Il n’y a pas d’explication crédible pour la variété de symptômes décrits : fortes douleurs de tête, nausées et perte permanente de l’audition, déficiences cognitives, lésions cérébrales, problèmes de mémoire. Les experts refusent l’application des lois physiques dans certaines des hypothèses avancées, a ajouté la source.
Les experts états-uniens consultés par l’agence de presse AP arrivent à la même conclusion. Pour Joseph Pompei, ex-chercheur au MIT et expert en psycho-acoustique, « dommages cérébraux et commotions, ce n’est pas possible (…) Il aurait fallu plonger la tête de la personne dans une piscine pleine de puissants transducteurs d’ultrasons. »
« Je ne connais rien ni aucun dispositif acoustique qui puisse produire une lésion cérébrale traumatique ou des symptômes semblables à une commotion, » a également dit à AP Juergen Altmann, expert en armes acoustiques et physicien de l’Université Technique de Dortmund, Allemagne.
Le Dr. Toby Heys, chef d’un centre de recherche sur les technologies du futur à l’Université Métropolitaine de Manchester, au Royaume Uni, a dit à la revue New Scientist que des ondes sonores qui ne peuvent pas être entendues pourraient théoriquement causer des dommages physiques mais qu’il faudrait utiliser l’énormes trompes à un fort volume qu’il serait difficile de cacher.

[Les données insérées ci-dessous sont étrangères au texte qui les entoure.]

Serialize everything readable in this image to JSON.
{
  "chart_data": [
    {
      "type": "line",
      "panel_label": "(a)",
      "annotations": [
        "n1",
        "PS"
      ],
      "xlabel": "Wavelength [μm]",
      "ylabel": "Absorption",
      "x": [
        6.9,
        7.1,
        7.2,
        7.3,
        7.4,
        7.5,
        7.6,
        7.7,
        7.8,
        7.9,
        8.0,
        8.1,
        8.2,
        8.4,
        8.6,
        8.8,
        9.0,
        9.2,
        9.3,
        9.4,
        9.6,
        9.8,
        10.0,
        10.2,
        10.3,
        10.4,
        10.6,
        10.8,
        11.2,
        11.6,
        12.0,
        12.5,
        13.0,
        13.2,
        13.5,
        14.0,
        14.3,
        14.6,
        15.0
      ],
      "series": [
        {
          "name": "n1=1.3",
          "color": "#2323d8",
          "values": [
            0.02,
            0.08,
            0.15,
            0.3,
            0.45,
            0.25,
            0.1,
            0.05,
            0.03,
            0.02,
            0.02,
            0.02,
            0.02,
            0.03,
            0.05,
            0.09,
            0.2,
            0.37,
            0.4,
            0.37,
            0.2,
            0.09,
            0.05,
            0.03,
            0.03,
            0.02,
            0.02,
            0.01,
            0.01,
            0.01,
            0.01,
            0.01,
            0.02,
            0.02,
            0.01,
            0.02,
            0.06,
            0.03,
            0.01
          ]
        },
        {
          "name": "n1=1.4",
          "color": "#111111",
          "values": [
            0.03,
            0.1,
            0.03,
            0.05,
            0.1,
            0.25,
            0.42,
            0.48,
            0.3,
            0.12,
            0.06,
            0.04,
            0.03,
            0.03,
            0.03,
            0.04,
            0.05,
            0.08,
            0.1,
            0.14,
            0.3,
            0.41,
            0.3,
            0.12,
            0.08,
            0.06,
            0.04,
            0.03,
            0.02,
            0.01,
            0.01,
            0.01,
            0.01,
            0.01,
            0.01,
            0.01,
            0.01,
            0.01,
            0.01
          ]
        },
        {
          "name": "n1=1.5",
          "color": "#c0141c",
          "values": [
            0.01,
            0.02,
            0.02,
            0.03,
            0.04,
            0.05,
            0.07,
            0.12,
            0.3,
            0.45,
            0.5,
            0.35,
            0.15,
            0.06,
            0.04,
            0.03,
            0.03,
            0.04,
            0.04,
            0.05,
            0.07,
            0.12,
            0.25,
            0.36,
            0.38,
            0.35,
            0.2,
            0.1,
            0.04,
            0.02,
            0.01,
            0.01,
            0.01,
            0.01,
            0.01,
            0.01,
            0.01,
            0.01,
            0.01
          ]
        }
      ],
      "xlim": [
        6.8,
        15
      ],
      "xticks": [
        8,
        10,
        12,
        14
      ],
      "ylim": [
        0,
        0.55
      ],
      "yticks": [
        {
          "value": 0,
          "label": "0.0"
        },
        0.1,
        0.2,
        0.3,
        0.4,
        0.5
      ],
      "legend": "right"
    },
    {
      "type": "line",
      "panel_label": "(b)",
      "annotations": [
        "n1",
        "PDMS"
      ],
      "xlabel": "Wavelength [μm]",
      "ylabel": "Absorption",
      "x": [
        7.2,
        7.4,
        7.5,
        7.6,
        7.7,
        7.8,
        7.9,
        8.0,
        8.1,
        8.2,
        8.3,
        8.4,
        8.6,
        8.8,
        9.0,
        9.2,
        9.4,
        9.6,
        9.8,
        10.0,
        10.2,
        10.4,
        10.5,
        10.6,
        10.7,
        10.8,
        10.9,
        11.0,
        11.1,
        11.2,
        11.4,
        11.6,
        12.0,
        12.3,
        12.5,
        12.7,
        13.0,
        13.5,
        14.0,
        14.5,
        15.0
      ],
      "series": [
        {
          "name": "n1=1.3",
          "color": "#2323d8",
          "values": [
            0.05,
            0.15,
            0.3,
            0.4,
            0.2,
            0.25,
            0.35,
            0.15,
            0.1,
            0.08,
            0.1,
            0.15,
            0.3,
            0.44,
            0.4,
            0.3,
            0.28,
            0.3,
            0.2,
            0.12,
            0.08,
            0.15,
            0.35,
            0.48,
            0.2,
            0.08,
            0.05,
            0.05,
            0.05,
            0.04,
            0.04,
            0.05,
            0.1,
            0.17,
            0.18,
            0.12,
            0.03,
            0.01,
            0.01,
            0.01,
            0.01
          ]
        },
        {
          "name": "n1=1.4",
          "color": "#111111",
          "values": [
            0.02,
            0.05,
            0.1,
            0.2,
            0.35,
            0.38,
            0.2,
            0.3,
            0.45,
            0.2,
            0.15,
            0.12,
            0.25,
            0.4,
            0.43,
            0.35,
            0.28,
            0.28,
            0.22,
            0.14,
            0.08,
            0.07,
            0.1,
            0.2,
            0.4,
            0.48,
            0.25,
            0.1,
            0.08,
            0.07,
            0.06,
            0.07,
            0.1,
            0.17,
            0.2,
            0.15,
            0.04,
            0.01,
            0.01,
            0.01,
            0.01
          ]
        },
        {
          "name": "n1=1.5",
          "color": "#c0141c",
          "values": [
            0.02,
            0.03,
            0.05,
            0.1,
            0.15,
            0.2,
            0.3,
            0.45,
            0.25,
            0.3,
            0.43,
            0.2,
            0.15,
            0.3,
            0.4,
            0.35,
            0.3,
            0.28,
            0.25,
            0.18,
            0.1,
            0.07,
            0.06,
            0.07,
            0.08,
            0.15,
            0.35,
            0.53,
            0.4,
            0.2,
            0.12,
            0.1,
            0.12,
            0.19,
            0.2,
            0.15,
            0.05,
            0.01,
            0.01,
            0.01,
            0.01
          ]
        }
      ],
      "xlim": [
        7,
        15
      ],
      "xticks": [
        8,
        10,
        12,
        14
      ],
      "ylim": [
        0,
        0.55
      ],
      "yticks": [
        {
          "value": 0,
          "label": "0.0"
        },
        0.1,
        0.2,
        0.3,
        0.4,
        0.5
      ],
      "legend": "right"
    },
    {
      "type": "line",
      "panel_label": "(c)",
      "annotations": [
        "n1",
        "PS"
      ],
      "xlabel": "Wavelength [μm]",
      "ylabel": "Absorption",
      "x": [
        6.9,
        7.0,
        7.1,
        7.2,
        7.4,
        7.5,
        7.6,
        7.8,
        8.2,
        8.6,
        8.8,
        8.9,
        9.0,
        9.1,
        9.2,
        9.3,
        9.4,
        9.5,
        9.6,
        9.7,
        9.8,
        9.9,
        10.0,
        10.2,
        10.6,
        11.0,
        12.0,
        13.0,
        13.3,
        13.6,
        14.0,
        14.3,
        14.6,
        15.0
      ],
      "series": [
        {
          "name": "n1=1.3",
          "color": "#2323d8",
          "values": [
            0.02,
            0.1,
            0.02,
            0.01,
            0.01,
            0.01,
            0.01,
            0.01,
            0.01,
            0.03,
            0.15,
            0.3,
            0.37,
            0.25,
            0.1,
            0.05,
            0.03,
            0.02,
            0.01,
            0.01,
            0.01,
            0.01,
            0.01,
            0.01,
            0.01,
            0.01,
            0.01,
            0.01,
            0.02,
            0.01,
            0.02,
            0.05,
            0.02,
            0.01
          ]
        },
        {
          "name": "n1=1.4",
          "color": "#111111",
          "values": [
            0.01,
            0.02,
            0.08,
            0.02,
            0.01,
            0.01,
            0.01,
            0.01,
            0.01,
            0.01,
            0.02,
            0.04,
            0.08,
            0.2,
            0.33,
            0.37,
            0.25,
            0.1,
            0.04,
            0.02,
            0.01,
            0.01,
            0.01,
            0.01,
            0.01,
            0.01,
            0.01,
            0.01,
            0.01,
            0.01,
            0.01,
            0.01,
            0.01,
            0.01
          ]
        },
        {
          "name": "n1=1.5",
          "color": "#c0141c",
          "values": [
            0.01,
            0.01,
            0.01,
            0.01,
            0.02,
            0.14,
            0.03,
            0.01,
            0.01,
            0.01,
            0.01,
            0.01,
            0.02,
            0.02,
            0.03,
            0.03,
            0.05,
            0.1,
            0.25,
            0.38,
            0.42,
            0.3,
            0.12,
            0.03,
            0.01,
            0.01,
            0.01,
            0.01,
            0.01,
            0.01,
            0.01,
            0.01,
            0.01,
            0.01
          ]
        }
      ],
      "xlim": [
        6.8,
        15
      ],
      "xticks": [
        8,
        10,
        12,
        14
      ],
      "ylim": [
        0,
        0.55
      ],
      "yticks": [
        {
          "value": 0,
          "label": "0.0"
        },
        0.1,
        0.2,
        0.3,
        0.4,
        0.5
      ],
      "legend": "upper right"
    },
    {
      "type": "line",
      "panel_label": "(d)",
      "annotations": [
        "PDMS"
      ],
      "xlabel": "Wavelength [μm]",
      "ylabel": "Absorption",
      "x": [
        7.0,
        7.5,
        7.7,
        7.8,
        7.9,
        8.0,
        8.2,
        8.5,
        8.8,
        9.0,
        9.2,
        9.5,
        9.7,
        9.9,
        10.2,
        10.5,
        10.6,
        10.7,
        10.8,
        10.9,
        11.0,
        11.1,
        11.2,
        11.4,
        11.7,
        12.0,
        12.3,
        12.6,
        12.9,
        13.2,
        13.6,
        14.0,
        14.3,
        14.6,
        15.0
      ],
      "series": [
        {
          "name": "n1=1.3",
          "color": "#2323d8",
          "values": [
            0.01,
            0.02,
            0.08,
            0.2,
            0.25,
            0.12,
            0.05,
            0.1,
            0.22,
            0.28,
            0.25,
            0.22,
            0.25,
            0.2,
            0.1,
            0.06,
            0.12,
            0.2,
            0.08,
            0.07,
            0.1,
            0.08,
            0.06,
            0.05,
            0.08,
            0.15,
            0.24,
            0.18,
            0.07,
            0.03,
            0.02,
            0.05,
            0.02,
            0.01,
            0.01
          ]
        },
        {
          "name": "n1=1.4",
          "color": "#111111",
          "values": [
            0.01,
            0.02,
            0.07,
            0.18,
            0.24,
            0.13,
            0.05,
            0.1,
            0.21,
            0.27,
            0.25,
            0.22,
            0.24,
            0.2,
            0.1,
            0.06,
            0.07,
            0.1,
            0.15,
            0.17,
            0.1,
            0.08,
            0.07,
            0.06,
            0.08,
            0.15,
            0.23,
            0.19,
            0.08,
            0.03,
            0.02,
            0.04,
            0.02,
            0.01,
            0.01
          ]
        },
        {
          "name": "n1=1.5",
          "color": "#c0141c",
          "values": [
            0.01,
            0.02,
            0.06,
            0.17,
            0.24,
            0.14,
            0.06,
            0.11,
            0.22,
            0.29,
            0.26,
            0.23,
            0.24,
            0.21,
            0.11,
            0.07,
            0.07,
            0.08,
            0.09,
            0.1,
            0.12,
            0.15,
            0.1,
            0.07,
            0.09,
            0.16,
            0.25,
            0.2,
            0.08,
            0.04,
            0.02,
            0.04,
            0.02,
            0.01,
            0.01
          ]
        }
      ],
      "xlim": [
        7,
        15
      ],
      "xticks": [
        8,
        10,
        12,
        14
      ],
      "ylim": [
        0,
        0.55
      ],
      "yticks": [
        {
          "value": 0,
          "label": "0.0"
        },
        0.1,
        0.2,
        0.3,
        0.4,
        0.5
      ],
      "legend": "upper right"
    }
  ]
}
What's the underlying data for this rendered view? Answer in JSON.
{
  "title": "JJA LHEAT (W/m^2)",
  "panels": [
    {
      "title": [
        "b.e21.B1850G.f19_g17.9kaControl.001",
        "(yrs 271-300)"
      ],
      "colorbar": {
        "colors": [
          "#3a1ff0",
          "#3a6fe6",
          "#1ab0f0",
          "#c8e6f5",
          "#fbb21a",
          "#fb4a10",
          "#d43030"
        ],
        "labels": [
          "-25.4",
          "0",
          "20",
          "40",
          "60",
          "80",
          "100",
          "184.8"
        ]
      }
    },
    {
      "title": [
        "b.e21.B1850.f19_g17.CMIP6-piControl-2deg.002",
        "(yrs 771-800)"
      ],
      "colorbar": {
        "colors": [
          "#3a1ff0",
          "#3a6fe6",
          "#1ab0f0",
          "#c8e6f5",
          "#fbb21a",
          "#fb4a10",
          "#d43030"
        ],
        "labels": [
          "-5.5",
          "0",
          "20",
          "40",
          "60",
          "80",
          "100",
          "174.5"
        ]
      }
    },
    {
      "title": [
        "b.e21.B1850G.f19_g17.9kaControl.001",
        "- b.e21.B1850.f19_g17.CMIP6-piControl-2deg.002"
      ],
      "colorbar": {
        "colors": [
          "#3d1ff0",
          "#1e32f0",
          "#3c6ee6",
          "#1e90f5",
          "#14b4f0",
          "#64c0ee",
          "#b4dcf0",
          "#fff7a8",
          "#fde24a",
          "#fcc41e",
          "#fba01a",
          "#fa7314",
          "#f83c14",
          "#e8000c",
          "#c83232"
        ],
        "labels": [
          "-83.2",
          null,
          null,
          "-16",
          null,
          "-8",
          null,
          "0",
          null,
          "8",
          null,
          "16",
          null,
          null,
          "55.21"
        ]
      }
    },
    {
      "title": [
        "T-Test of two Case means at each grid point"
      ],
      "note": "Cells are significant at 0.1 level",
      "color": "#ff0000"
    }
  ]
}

Selon la partie états-unienne, les incidents ont eu lieu dans des lieux délimités, quelquefois à l’intérieur d’une seule chambre et avec une précision laser et ont affecté une personne en particulier mais sans causer de dommages aux autres, une technologie dont les connaisseurs affirment qu’elle n’existe pas.
Un autre fait important est que le Département de la Défense des Etats-Unis a reconnu qu’il a manié des technologies secrètes pendant des décennies, même avant qu’elles soient sorties sur le marché. Pourquoi rendre Cuba responsable de l’utilisation d’une technologie que, si elle existe, les Nord-américains eux-mêmes pourraient avoir et affirment qu’ils n’ont pas ?
Comme l’a reconnu le porte-parole du Département d’Etat Heather Nauert, la vérité est qu’on ne sait pas ce qui a causé cela ou qui l’a causé, c’est pourquoi l’enquête est toujours en cours aux Etats-Unis et à Cuba.
Un expert cubain a assuré qu’à Cuba, il n’existe ni le matériel ni la technologie qui pourraient être utilisés à des fins similaires à ce qui est décrit comme attaques acoustiques.
Il n’y a aucun précédent de cette sorte à Cuba, même pas aux moments depire tension et de pire confrontation avec les Etats-Unis, a-t-il réaffirmé parce que Cuba prend très au sérieux sa presonsabilité dans la protection des diplomates conformément à la convention de Vienne de 1961 qui régit cette pratique, a-t-il conclu.